Lehrer*innen sind es seit jeher gewöhnt, dass sie für einen Großteil ihres Arbeitsmaterials selber aufkommen müssen: Bücher, Büro-Materialien oder Ausstattung für den Klassenraum schaffen viele Pädagog*innen vom eigenen Geld an. Das galt lange Zeit auch für IT-Ausstattung. Lehrer*innen werden seit vielen Jahren dazu aufgefordert, die Digitalisierung und Medienbildung an den Schulen voran zu bringen: Lange Zeit mussten sie ihre eigene Ausstattung wie Notebooks, Tablets und das diverse Zubehör aber auf eigene Rechnung anschaffen.

Dieser Missstand wurde in der Gesellschaft erst so richtig klar in der Corona-Pandemie. Hier wurde deutlich, wie unterschiedlich die Ausstattung der Lehrkräfte war. Wie sollte man von den Pädagog*innen die Gestaltung von Distanz-Lernen einfordern, wenn diesen noch nicht mal die nötige Hardware gestellt wird? Erst jetzt wurde die Forderung laut, Lehrer*innen mit Dienstgeräten auszustatten.

Der Bund stellte den Ländern daraufhin im Rahmen einer Zusatzvereinbarung zum Digitalpakt 500 Millionen Euro zur Verfügung, um Dienstgeräte für Lehrer*innen anzuschaffen. Diese Mittel konnten von den Kommunen als Schulträgern für die Beschaffung von Dienstgeräten abgerufen werden. Das haben offenbar noch immer nicht alle Städte und Gemeinden getan. Viele Lehrkräfte berichten etwa bei Twitter, dass sie noch gar keine Geräte erhalten haben.

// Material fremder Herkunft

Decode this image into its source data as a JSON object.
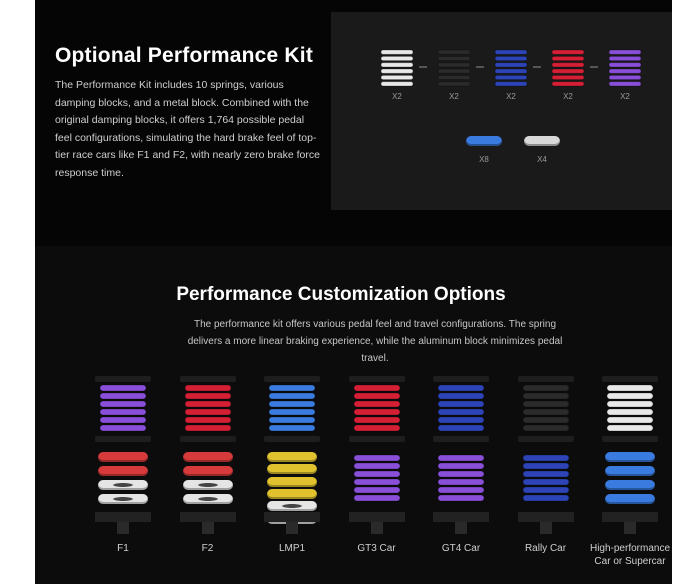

Aber selbst bei den Lehrer*innen, die bereits mit Dienstgeräten ausgestattet wurden, gibt es viele Probleme, die in diesem Artikel genauer analysiert werden sollen.

Die Anforderungen wurden nicht erfasst

Wer einen Computer kauft, sollte sich vorab Gedanken darüber machen, wozu er das Gerät benutzen will. Es macht zum Beispiel einen großen Unterschied, ob man mit einem Notebook nur E-Mails verschicken oder 4K-Videos schneiden will. Vor der Anschaffung gilt es also, die Anforderungen genau zu erfassen. Genau das gleiche wäre natürlich auch bei Dienstgeräten sinnvoll gewesen: Je nach Schulform, Fach oder IT-Ausstattung der Schule ergeben sich sehr unterschiedliche Anforderungen an ein Dienstgerät für Lehrer*innen.

Meines Wissens wurde aber zu keinem Zeitpunkt überhaupt systematisch die Anforderungen erhoben, die Lehrkräfte an ein solches Gerät stellen. Das wäre aber sehr wichtig gewesen, um Schulträgern zum Beispiel Empfehlungen an die Hand zu geben. Weder vom Bund, der das Geld stellt, noch von den Ländern, die die Förderrichtlinien ausarbeiteten, gab es Empfehlungen für die Anschaffung.

Das Budget für Dienstgeräte war (zu) knapp

Ohne irgendwelche Vorgaben mussten also alle Schulträger eigene Entscheidungen treffen. Einige – aber leider bei weitem nicht alle – gingen vor den Anschaffungen in den Dialog mit den Schulen. Das geringe Budget schränkte aber so oder so die Auswahl sehr stark ein: Die Fördersumme war auf 500 Euro pro Gerät pro Lehrkraft gedeckelt.

Die Bundesländer konnten diese Summe aufstocken. Bayern etwa legte noch 250 Euro für die Geräte und eine Verwaltungskostenpauschale von 250 Euro drauf. Andere Bundsländer taten das aber nicht. Theoretisch konnten auch die Schulträger auch noch selber Geld zuschießen – das taten aber meinem Eindruck nach nur sehr wenige. Letztlich ist es also Glückssache, wie viel Geld für das Dienstgerät eines Lehrers ausgegeben wurde.

Vor allem auch deshalb entschieden sich viele Kommunen dafür, Tablets anzuschaffen. Insbesondere iPads waren sehr beliebt, weil diese sich mit dem Budget finanzieren ließen. Dazu kommt, dass sich iPads mit Hilfe eines Mobile-Device-Management wie Jamf oder Relution sehr einfach auch in großer Zahl einrichten und administrieren lassen.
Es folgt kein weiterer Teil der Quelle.